If she avoids homework and goes to draw, maybe drawing is not the enemy. Maybe drawing is where she feels competent. If she cooks, builds something in a game, organizes her room, helps with something practical — maybe this is not wasted time. Maybe this is where confidence is still available.
Confidence transfers. A child who remembers “I can figure things out” in one area has a better chance of bringing that feeling into another area.
So the answer is not always to remove the easy thing until the hard thing is done. Sometimes the easy thing is the runway.
Of course there are limits. Homework still exists. School still exists. We cannot turn every difficulty into an optional self-discovery workshop. But I think I too quickly treat the runway as a distraction.

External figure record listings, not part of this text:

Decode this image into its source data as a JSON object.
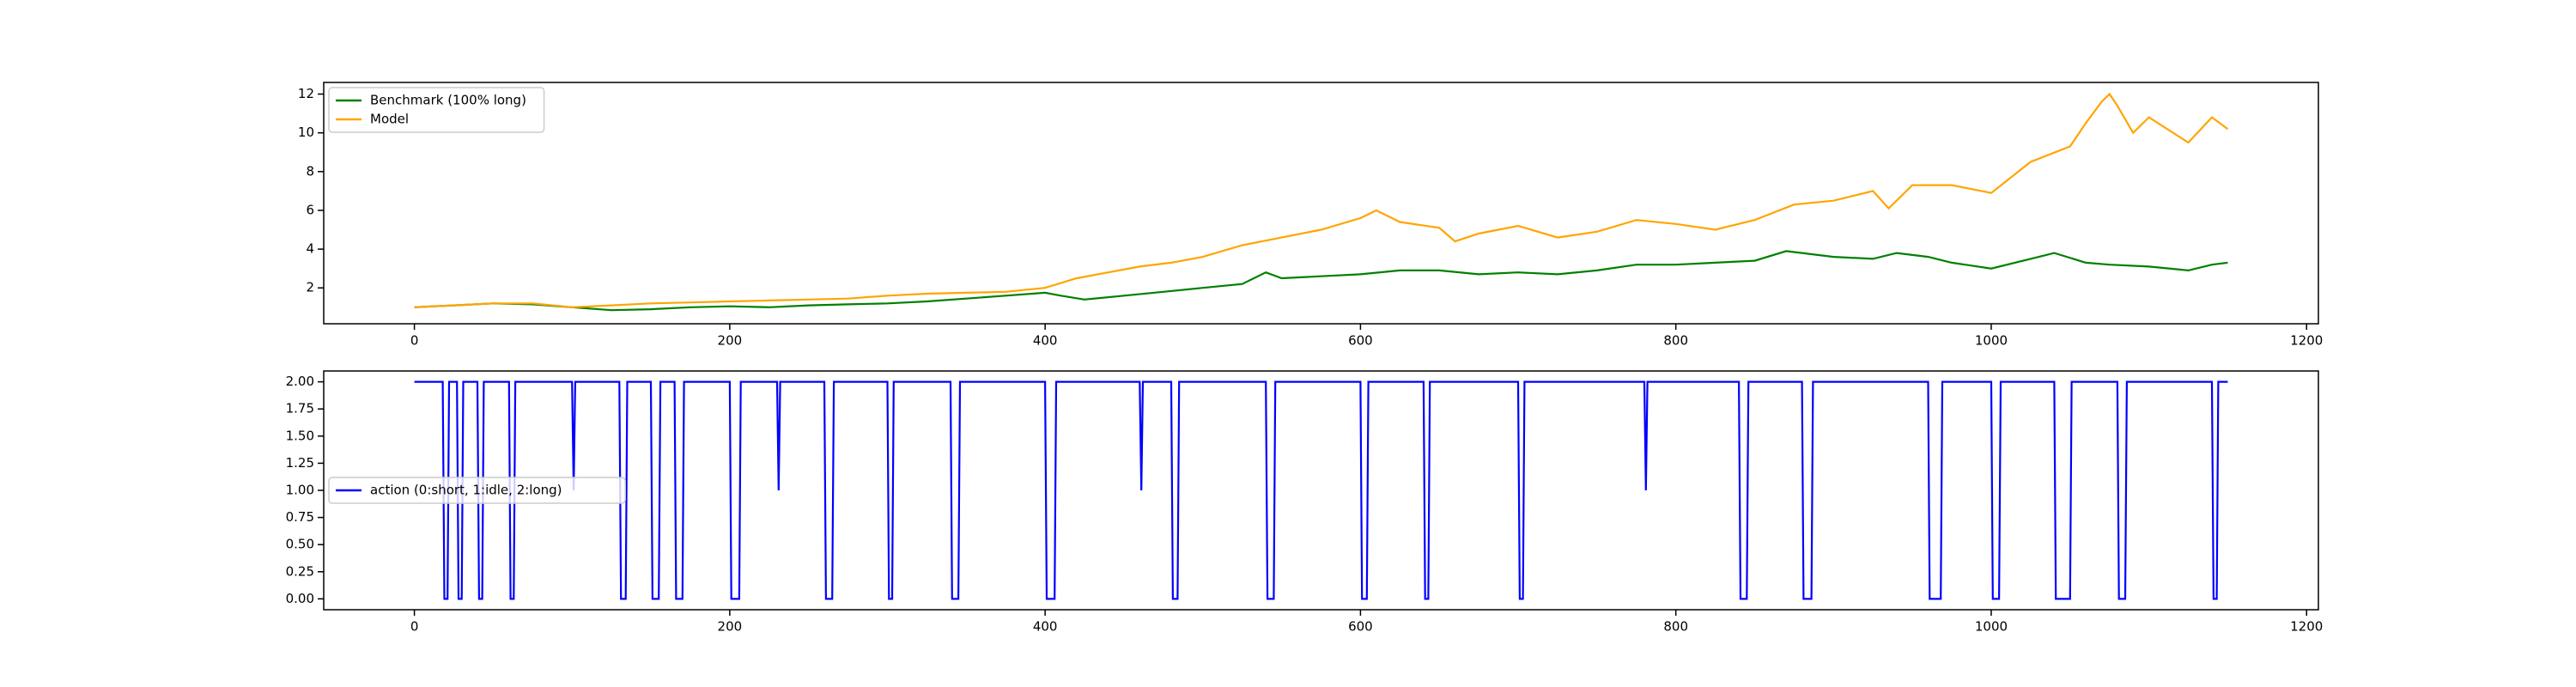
{
  "chart_data": [
    {
      "type": "line",
      "xlim": [
        -57.5,
        1207.5
      ],
      "xticks": [
        0,
        200,
        400,
        600,
        800,
        1000,
        1200
      ],
      "ylim": [
        0.15,
        12.6
      ],
      "yticks": [
        2,
        4,
        6,
        8,
        10,
        12
      ],
      "legend": "upper left",
      "series": [
        {
          "name": "Benchmark (100% long)",
          "color": "green",
          "x": [
            0,
            25,
            50,
            75,
            100,
            125,
            150,
            175,
            200,
            225,
            250,
            275,
            300,
            325,
            350,
            375,
            400,
            410,
            425,
            450,
            475,
            500,
            525,
            540,
            550,
            575,
            600,
            625,
            650,
            675,
            700,
            725,
            750,
            775,
            800,
            825,
            850,
            870,
            900,
            925,
            940,
            960,
            975,
            1000,
            1025,
            1040,
            1060,
            1075,
            1100,
            1125,
            1140,
            1150
          ],
          "values": [
            1.0,
            1.1,
            1.2,
            1.15,
            1.0,
            0.85,
            0.9,
            1.0,
            1.05,
            1.0,
            1.1,
            1.15,
            1.2,
            1.3,
            1.45,
            1.6,
            1.75,
            1.6,
            1.4,
            1.6,
            1.8,
            2.0,
            2.2,
            2.8,
            2.5,
            2.6,
            2.7,
            2.9,
            2.9,
            2.7,
            2.8,
            2.7,
            2.9,
            3.2,
            3.2,
            3.3,
            3.4,
            3.9,
            3.6,
            3.5,
            3.8,
            3.6,
            3.3,
            3.0,
            3.5,
            3.8,
            3.3,
            3.2,
            3.1,
            2.9,
            3.2,
            3.3
          ]
        },
        {
          "name": "Model",
          "color": "orange",
          "x": [
            0,
            25,
            50,
            75,
            100,
            125,
            150,
            175,
            200,
            225,
            250,
            275,
            300,
            325,
            350,
            375,
            400,
            420,
            440,
            460,
            480,
            500,
            525,
            550,
            575,
            600,
            610,
            625,
            650,
            660,
            675,
            700,
            725,
            750,
            775,
            800,
            825,
            850,
            875,
            900,
            925,
            935,
            950,
            975,
            1000,
            1025,
            1050,
            1060,
            1070,
            1075,
            1080,
            1090,
            1100,
            1125,
            1140,
            1150
          ],
          "values": [
            1.0,
            1.1,
            1.2,
            1.2,
            1.0,
            1.1,
            1.2,
            1.25,
            1.3,
            1.35,
            1.4,
            1.45,
            1.6,
            1.7,
            1.75,
            1.8,
            2.0,
            2.5,
            2.8,
            3.1,
            3.3,
            3.6,
            4.2,
            4.6,
            5.0,
            5.6,
            6.0,
            5.4,
            5.1,
            4.4,
            4.8,
            5.2,
            4.6,
            4.9,
            5.5,
            5.3,
            5.0,
            5.5,
            6.3,
            6.5,
            7.0,
            6.1,
            7.3,
            7.3,
            6.9,
            8.5,
            9.3,
            10.5,
            11.6,
            12.0,
            11.4,
            10.0,
            10.8,
            9.5,
            10.8,
            10.2
          ]
        }
      ]
    },
    {
      "type": "line",
      "xlim": [
        -57.5,
        1207.5
      ],
      "xticks": [
        0,
        200,
        400,
        600,
        800,
        1000,
        1200
      ],
      "ylim": [
        -0.1,
        2.1
      ],
      "yticks": [
        {
          "value": 0,
          "label": "0.00"
        },
        {
          "value": 0.25,
          "label": "0.25"
        },
        {
          "value": 0.5,
          "label": "0.50"
        },
        {
          "value": 0.75,
          "label": "0.75"
        },
        {
          "value": 1,
          "label": "1.00"
        },
        {
          "value": 1.25,
          "label": "1.25"
        },
        {
          "value": 1.5,
          "label": "1.50"
        },
        {
          "value": 1.75,
          "label": "1.75"
        },
        {
          "value": 2,
          "label": "2.00"
        }
      ],
      "legend": "center left",
      "series": [
        {
          "name": "action (0:short, 1:idle, 2:long)",
          "color": "blue",
          "x": [
            0,
            18,
            19,
            21,
            22,
            27,
            28,
            30,
            31,
            40,
            41,
            43,
            44,
            60,
            61,
            63,
            64,
            100,
            101,
            102,
            130,
            131,
            134,
            135,
            150,
            151,
            155,
            156,
            165,
            166,
            170,
            171,
            200,
            201,
            206,
            207,
            230,
            231,
            232,
            260,
            261,
            265,
            266,
            300,
            301,
            303,
            304,
            340,
            341,
            345,
            346,
            400,
            401,
            406,
            407,
            460,
            461,
            462,
            480,
            481,
            484,
            485,
            540,
            541,
            545,
            546,
            600,
            601,
            604,
            605,
            640,
            641,
            643,
            644,
            700,
            701,
            703,
            704,
            780,
            781,
            782,
            840,
            841,
            845,
            846,
            880,
            881,
            886,
            887,
            960,
            961,
            968,
            969,
            1000,
            1001,
            1005,
            1006,
            1040,
            1041,
            1050,
            1051,
            1080,
            1081,
            1085,
            1086,
            1140,
            1141,
            1143,
            1144,
            1150
          ],
          "values": [
            2,
            2,
            0,
            0,
            2,
            2,
            0,
            0,
            2,
            2,
            0,
            0,
            2,
            2,
            0,
            0,
            2,
            2,
            1,
            2,
            2,
            0,
            0,
            2,
            2,
            0,
            0,
            2,
            2,
            0,
            0,
            2,
            2,
            0,
            0,
            2,
            2,
            1,
            2,
            2,
            0,
            0,
            2,
            2,
            0,
            0,
            2,
            2,
            0,
            0,
            2,
            2,
            0,
            0,
            2,
            2,
            1,
            2,
            2,
            0,
            0,
            2,
            2,
            0,
            0,
            2,
            2,
            0,
            0,
            2,
            2,
            0,
            0,
            2,
            2,
            0,
            0,
            2,
            2,
            1,
            2,
            2,
            0,
            0,
            2,
            2,
            0,
            0,
            2,
            2,
            0,
            0,
            2,
            2,
            0,
            0,
            2,
            2,
            0,
            0,
            2,
            2,
            0,
            0,
            2,
            2,
            0,
            0,
            2,
            2
          ]
        }
      ]
    }
  ]
}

Sometimes backing off is active parenting.
Agency is the point
The solution cannot be a parent project where adults quietly build a system around the child and then ask her to comply with it.
That may improve scores for a while. It will not build confidence.
She needs agency in the solution. Small agency is fine:
- Which subject do you want to start with?
- What would make this easier?
- Do you want me nearby, or do you want to try alone first?
- What is a small goal that feels possible today?
- How will you know you are done?
The goal is not to make her optimize herself like a tiny productivity machine. The goal is to let her experience herself as someone who can choose a next step.
That is much more important than my perfect plan.
Doing less, noticing more
This is the uncomfortable part.
Doing less does not mean not caring. It means not turning every difficulty into a power struggle. It means waiting long enough to see whether the child is actually leaving the challenge or just looking for a stronger starting point.
It means paying better attention.
Is she stealing glances at the big slide while playing on the small one? Is she avoiding the worksheet but still orbiting the problem? Is she choosing something that makes her feel capable before returning to the thing that made her feel small?
These are signs of motivation. Not the adult-approved kind, clean and linear, but the real kind.
I want to be careful here. Some problems need intervention. Some avoidance is a signal that the task is too hard, the environment is wrong, or the child needs more support. “Do nothing” can become neglect if used as a slogan.
But my default failure mode is the opposite. I interfere too early. I explain too much. I try to supply motivation from the outside, and then wonder why everyone feels more tired.
So this is the note to myself:
Backing up is not backing away.
Scores are puzzles, not identity.
Notice the process. Acknowledge the strategy. Protect agency.
And sometimes, take a deep breath and do less.